This is the time of year when the storks get a workout and the grim reaper can let his minions schedule a vacation.
It's August -- the height of baby season, and the time of year when Americans are least likely to die.
"There's no if, ands or buts," said Beth Ann Roberts, nurse manager of labor and delivery at Baptist Hospital in Miami. "We have a definite influx [of babies] when it comes -- July, August, September."
In most recent years, August and September are the top months for births in the United States, according to federal statistics.
August had the most total births every year from 1990 to 2002 except for four -- 1992, 1993, 1997 and 1998 -- when it was edged out by July.
September, a day shorter than July and August, averaged the most births per day over the period from 1990 to 2002. (Click HERE for a table of month-by-month births.)
Demographers and sociologists long have puzzled over the mysteries of America's birth seasons: Why do births peak in the fall almost every year, and then dip in January and again in April? Why do other parts of the world have their own repetitive patterns, in some cases practically the opposite of America's? And why do birth seasons occasionally change over time?
"There is no consensus that I'm aware of as far as a factor, or the factors, that contribute to this," said Brady Hamilton, a statistician and demographer for the reproductive statistics branch of the National Center for Health Statistics. "It seems to be a myriad of different hypotheses."
Officials are far more settled on why deaths tend to dip at this time of year and surge again in the winter months. On a day-by-day basis, August has the fewest deaths, while January has the most. (Click above for a table of month-by-month deaths.)
"This is consistent with what we know about the effects of winter and the flu season on those that are sick and frail," said Robert N. Anderson, chief of the NCHS's mortality statistics branch.
Deaths are fairly evenly distributed over the days of the week, Anderson said, with a barely perceptible increase on weekends, perhaps attributable to factors like alcohol and accidents.

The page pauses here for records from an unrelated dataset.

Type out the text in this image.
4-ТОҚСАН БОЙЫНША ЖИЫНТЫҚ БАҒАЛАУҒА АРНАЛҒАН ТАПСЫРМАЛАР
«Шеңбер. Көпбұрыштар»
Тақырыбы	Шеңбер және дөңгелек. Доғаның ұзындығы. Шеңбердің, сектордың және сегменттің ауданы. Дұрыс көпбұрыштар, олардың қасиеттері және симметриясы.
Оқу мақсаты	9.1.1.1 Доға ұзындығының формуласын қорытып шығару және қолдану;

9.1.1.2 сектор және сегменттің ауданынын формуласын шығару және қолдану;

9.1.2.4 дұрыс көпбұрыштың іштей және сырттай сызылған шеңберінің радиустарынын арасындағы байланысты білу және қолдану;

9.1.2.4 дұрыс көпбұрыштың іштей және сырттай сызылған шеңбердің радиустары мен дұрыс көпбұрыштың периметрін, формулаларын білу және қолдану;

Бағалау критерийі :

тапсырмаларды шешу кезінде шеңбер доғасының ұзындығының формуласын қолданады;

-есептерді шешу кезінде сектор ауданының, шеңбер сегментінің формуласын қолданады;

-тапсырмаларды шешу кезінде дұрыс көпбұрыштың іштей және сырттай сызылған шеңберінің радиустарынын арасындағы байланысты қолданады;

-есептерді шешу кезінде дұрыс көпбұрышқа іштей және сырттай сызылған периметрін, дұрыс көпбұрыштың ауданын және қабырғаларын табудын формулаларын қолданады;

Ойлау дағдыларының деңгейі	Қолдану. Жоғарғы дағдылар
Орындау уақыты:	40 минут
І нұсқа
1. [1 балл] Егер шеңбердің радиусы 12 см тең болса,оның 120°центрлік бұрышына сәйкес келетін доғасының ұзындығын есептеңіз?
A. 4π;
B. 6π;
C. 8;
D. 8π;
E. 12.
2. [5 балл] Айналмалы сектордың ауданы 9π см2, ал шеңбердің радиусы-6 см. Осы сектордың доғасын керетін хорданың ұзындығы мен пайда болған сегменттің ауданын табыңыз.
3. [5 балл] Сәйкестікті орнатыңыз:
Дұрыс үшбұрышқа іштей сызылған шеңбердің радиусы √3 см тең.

Births, on the other hand, vary more by day of the week. They're most common on Tuesdays, and least common on weekends. The weekly pattern seems to be caused by doctors scheduling induced births and ceasareans early in the week, and clearing the slate for weekends. The experts tend to agree on that.
But despite several studies over the years, theories abound on why some months consistently have more births than others.

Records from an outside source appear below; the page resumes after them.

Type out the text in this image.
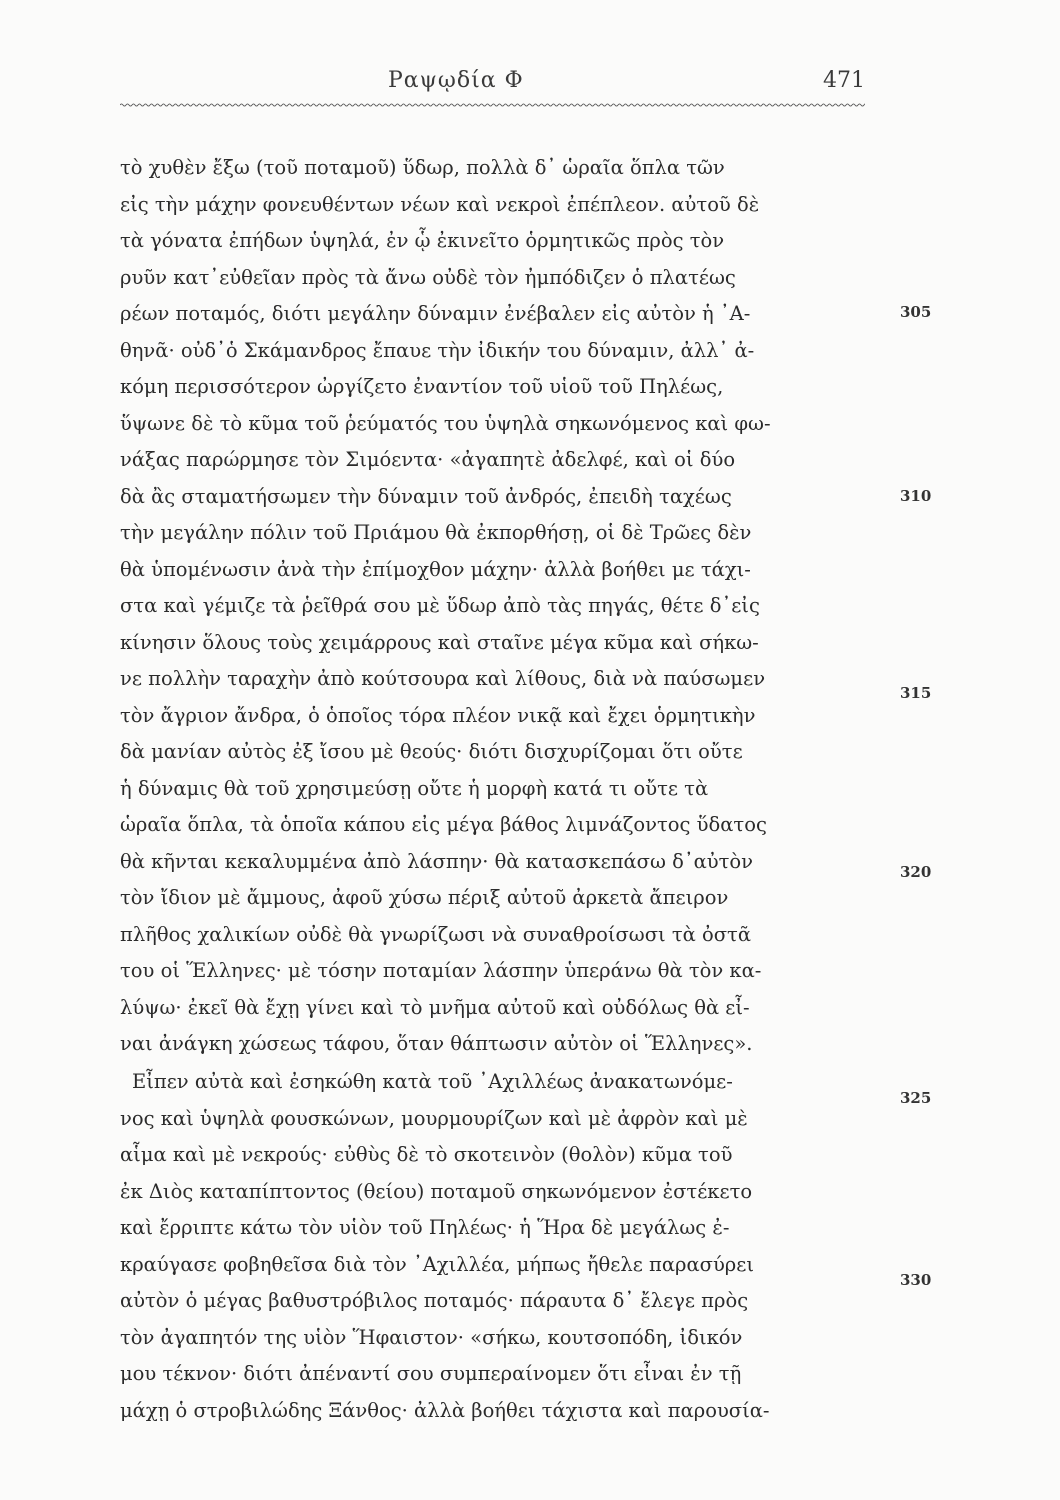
Ραψῳδία Φ	471
τὸ χυθὲν ἔξω (τοῦ ποταμοῦ) ὕδωρ, πολλὰ δ᾿ ὡραῖα ὅπλα τῶν
εἰς τὴν μάχην φονευθέντων νέων καὶ νεκροὶ ἐπέπλεον. αὐτοῦ δὲ
τὰ γόνατα ἐπήδων ὑψηλά, ἐν ᾧ ἐκινεῖτο ὁρμητικῶς πρὸς τὸν
ρυῦν κατ᾿εὐθεῖαν πρὸς τὰ ἄνω οὐδὲ τὸν ἠμπόδιζεν ὁ πλατέως
ρέων ποταμός, διότι μεγάλην δύναμιν ἐνέβαλεν εἰς αὐτὸν ἡ ᾿Α-
θηνᾶ· οὐδ᾿ὁ Σκάμανδρος ἔπαυε τὴν ἰδικήν του δύναμιν, ἀλλ᾿ ἀ-
κόμη περισσότερον ὠργίζετο ἐναντίον τοῦ υἱοῦ τοῦ Πηλέως,
ὕψωνε δὲ τὸ κῦμα τοῦ ῥεύματός του ὑψηλὰ σηκωνόμενος καὶ φω-
νάξας παρώρμησε τὸν Σιμόεντα· «ἀγαπητὲ ἀδελφέ, καὶ οἱ δύο
δὰ ἂς σταματήσωμεν τὴν δύναμιν τοῦ ἀνδρός, ἐπειδὴ ταχέως
τὴν μεγάλην πόλιν τοῦ Πριάμου θὰ ἐκπορθήσῃ, οἱ δὲ Τρῶες δὲν
θὰ ὑπομένωσιν ἀνὰ τὴν ἐπίμοχθον μάχην· ἀλλὰ βοήθει με τάχι-
στα καὶ γέμιζε τὰ ῥεῖθρά σου μὲ ὕδωρ ἀπὸ τὰς πηγάς, θέτε δ᾿εἰς
κίνησιν ὅλους τοὺς χειμάρρους καὶ σταῖνε μέγα κῦμα καὶ σήκω-
νε πολλὴν ταραχὴν ἀπὸ κούτσουρα καὶ λίθους, διὰ νὰ παύσωμεν
τὸν ἄγριον ἄνδρα, ὁ ὁποῖος τόρα πλέον νικᾷ καὶ ἔχει ὁρμητικὴν
δὰ μανίαν αὐτὸς ἐξ ἴσου μὲ θεούς· διότι δισχυρίζομαι ὅτι οὔτε
ἡ δύναμις θὰ τοῦ χρησιμεύσῃ οὔτε ἡ μορφὴ κατά τι οὔτε τὰ
ὡραῖα ὅπλα, τὰ ὁποῖα κάπου εἰς μέγα βάθος λιμνάζοντος ὕδατος
θὰ κῆνται κεκαλυμμένα ἀπὸ λάσπην· θὰ κατασκεπάσω δ᾿αὐτὸν
τὸν ἴδιον μὲ ἄμμους, ἀφοῦ χύσω πέριξ αὐτοῦ ἀρκετὰ ἄπειρον
πλῆθος χαλικίων οὐδὲ θὰ γνωρίζωσι νὰ συναθροίσωσι τὰ ὀστᾶ
του οἱ Ἕλληνες· μὲ τόσην ποταμίαν λάσπην ὑπεράνω θὰ τὸν κα-
λύψω· ἐκεῖ θὰ ἔχῃ γίνει καὶ τὸ μνῆμα αὐτοῦ καὶ οὐδόλως θὰ εἶ-
ναι ἀνάγκη χώσεως τάφου, ὅταν θάπτωσιν αὐτὸν οἱ Ἕλληνες».
Εἶπεν αὐτὰ καὶ ἐσηκώθη κατὰ τοῦ ᾿Αχιλλέως ἀνακατωνόμε-
νος καὶ ὑψηλὰ φουσκώνων, μουρμουρίζων καὶ μὲ ἀφρὸν καὶ μὲ
αἷμα καὶ μὲ νεκρούς· εὐθὺς δὲ τὸ σκοτεινὸν (θολὸν) κῦμα τοῦ
ἐκ Διὸς καταπίπτοντος (θείου) ποταμοῦ σηκωνόμενον ἐστέκετο
καὶ ἔρριπτε κάτω τὸν υἱὸν τοῦ Πηλέως· ἡ Ἥρα δὲ μεγάλως ἐ-
κραύγασε φοβηθεῖσα διὰ τὸν ᾿Αχιλλέα, μήπως ἤθελε παρασύρει
αὐτὸν ὁ μέγας βαθυστρόβιλος ποταμός· πάραυτα δ᾿ ἔλεγε πρὸς
τὸν ἀγαπητόν της υἱὸν Ἥφαιστον· «σήκω, κουτσοπόδη, ἰδικόν
μου τέκνον· διότι ἀπέναντί σου συμπεραίνομεν ὅτι εἶναι ἐν τῇ
μάχῃ ὁ στροβιλώδης Ξάνθος· ἀλλὰ βοήθει τάχιστα καὶ παρουσία-
305
310
315
320
325
330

On a hospital-by-hospital level, some barely even see a pattern.
"If we see an increase in the number of births or have to schedule a C-section, we have to staff up," said Ellen Painter, director of marketing at Presbyterian Hospital of Denton in Texas. "But as far as seeing September and saying we have to staff up, we don't do that."
The birth rate seems to be more than just a natural human rhythm. After all, the modern American birth pattern, though common in some other parts of the world, does not prevail everywhere.
Births in parts of Europe tend to peak in spring -- just as U.S. births dip -- and generally decline through the rest of the year. Some studies found a secondary peak in September in parts of Europe.